Ayer soñé que soñaba...
Avancé despacio por el pasillo. Un tenue resplandor avisaba del alba agazapada aun entre los minuteros. Tras la esmerilada puerta del comedor me pareció ver una sombra que nada tenía que ver con la habitual rama del árbol de la calle que dejaba su vaivén grabado sobre la pared cada mañana.
Era el reflejo de alguien que movía la cabeza sentado en uno de los sofás. Me acerqué sigiloso hasta le rendija que me permitía un ángulo de visión mayor. ¡Alguien había ocupado mi salón!
Observé una figura menuda, con pelo engreñado y barba cana. Por un instante me recordó a los viejos tertulianos del XIX pero su aliño indumentario no correspondía ni con la época ni con la consideración que tales escritores siempre me han merecido.
Una camisa de grandes cuadros multicolores estaba acompañada de un pañuelo palestino al cuello.
-¡Adelante, camarada!, oí que me decía sin siquiera saber cuando había descubierto mi presencia. Hemos ocupado esta habitación mediante la no violencia activa, así que no te preocupes. Solo se trata de un toque de atención contra la sociedad y el estado. (Sé que pronunció esta palabra con minúscula por la entonación con que la articuló). Creemos que no le has sacado todo el provecho a estas cuatro paredes y, por lo tanto…
Me di la vuelta y corrí pasillo adelante volviendo sobre mis pasos anteriores. No tenía gana de discutir con una alucinación. La cocina, con un ventanal al humilde patio de vecinos, aun no gozaba de la luz del amanecer. Abrí el frigorífico para servirme un vaso de agua fría que disipara la imagen del ocupante pero dentro solo quedaba medio limón. Cerré y abrí la puerta de nuevo. ¡Cómo era posible!
-Hemos ocupado tu cocina, oí a mi espalda.
Me giré. El contenido de mi frigorífico estaba sobre la mesa y aquella figura de la camisa a cuadros organizaba las viandas y bebidas en pequeñas bolsas.
-Son para repartir entre los que me siguen, advirtió.
En ese instante escuché el agua correr en el cuarto de baño. El ocupante estaba ahora en la bañera.
-Hay que cambiar la sociedad, me dijo. Ocupamos también tu ración de agua, tu lavabo y, claro está, estos albornoces…

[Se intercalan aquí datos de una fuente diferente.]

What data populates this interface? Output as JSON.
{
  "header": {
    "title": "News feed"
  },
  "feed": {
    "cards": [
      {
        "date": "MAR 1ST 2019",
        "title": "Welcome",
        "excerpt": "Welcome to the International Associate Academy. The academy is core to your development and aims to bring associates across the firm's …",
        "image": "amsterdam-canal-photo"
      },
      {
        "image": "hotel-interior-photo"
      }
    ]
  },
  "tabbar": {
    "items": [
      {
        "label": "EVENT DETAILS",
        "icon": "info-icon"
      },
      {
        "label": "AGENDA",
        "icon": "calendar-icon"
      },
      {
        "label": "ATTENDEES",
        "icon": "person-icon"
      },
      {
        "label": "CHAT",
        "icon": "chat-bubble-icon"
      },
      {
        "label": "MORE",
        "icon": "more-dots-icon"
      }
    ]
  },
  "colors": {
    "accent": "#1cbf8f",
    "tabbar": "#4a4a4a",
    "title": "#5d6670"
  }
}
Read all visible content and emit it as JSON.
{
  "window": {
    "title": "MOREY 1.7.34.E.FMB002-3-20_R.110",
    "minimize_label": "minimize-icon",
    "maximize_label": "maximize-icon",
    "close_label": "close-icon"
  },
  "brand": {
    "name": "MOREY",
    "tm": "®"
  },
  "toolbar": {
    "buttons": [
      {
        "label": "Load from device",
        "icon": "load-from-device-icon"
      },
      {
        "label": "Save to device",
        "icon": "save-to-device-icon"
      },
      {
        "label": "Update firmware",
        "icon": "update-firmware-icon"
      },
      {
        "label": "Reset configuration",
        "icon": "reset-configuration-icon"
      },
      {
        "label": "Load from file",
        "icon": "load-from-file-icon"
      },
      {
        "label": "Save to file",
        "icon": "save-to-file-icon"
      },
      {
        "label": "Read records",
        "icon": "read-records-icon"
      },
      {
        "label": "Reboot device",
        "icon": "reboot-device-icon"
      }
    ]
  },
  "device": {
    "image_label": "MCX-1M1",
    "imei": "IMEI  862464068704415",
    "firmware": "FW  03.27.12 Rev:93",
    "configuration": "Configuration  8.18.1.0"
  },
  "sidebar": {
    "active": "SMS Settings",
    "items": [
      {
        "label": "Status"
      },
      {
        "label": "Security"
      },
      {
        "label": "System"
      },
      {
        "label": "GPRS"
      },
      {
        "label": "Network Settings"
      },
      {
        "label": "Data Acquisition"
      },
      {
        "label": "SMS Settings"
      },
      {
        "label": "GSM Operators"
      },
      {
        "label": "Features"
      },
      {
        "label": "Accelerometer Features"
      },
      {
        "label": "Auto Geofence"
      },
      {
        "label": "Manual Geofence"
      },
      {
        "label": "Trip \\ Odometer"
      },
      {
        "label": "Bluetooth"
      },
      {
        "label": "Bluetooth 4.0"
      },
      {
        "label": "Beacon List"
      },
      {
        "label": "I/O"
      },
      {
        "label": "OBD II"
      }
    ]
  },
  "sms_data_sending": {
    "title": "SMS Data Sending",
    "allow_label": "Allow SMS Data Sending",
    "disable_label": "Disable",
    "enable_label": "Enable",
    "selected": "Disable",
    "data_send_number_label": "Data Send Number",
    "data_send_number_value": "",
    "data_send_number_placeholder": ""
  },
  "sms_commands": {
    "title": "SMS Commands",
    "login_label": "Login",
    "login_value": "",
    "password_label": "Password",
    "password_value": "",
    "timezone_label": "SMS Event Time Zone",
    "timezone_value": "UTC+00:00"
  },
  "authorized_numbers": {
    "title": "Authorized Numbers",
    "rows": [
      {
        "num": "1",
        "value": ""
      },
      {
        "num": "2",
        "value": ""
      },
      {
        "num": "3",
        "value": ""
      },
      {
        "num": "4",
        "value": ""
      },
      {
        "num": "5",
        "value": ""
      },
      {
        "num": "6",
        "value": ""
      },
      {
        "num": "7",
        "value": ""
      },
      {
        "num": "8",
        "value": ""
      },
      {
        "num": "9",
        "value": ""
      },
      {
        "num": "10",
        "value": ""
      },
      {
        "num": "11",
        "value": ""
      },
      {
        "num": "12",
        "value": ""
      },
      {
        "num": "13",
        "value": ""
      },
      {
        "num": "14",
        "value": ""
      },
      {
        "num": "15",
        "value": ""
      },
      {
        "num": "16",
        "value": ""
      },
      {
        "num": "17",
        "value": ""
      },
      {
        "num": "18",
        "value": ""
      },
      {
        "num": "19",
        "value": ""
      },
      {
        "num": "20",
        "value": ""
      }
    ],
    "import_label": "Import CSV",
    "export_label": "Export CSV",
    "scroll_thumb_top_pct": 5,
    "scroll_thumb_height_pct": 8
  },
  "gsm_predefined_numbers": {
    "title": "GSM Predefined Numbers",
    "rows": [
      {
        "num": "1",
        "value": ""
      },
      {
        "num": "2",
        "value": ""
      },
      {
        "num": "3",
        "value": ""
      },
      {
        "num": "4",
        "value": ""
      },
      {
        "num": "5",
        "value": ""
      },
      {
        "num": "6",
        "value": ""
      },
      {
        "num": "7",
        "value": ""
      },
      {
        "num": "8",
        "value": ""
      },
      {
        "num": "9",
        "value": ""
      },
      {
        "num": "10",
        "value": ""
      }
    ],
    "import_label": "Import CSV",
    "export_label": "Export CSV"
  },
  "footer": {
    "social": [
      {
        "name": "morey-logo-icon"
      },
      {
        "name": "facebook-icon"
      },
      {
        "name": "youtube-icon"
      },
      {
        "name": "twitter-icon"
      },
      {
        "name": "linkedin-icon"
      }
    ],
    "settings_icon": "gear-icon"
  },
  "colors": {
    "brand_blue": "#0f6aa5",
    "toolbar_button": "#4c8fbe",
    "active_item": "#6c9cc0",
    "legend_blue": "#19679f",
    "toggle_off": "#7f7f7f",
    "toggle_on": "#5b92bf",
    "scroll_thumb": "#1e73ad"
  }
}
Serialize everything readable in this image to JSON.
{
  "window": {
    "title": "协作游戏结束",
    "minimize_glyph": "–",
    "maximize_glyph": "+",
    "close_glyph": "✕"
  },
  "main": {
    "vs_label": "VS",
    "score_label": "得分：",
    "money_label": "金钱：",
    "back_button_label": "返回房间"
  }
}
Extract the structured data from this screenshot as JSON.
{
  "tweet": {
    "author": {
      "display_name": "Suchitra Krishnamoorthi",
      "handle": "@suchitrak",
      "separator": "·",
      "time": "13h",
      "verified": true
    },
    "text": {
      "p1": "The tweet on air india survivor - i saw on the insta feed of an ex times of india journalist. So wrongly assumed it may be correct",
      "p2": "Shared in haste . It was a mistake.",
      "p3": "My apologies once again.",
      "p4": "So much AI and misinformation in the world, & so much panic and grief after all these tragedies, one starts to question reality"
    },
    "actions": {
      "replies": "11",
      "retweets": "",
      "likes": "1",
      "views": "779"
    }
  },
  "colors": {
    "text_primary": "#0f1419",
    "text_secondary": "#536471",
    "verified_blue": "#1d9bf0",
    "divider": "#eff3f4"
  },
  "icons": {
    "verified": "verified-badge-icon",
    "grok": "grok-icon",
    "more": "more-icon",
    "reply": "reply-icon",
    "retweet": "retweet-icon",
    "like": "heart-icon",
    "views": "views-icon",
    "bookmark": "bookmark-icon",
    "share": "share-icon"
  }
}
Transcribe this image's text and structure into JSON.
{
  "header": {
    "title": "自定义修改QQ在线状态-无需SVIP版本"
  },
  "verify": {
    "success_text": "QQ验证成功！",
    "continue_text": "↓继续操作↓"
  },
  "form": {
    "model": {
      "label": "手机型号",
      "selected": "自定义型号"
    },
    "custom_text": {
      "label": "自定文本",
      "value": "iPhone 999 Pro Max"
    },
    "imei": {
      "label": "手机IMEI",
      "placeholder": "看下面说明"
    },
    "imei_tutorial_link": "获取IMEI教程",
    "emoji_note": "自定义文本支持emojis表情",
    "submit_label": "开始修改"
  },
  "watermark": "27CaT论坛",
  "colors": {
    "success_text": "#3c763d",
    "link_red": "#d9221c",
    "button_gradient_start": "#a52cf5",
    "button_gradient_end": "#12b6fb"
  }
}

-Pero, usted quien es, le pregunté.
-¿No me conoce? Soy Gordillo. Sánchez Gordillo.
-¿Y qué quiere de mi?, añadí.
-Quiero que abomines de esta sociedad de consumo, que te unas a la utopía de un mundo mejor donde todos seamos iguales, donde la propiedad sea compartida, donde puedas entrar a los supermercados y todo esté a tu alcance.
Diciendo estas palabras empezó a reír a carcajadas y a chapotear en el agua con fuerza. Varias gotas mojaron mi cara y me estremecí.
Me pasé la mano por la frente. No era agua. Estaba sudando. Me levanté y salí al pasillo. El salón estaba vacío.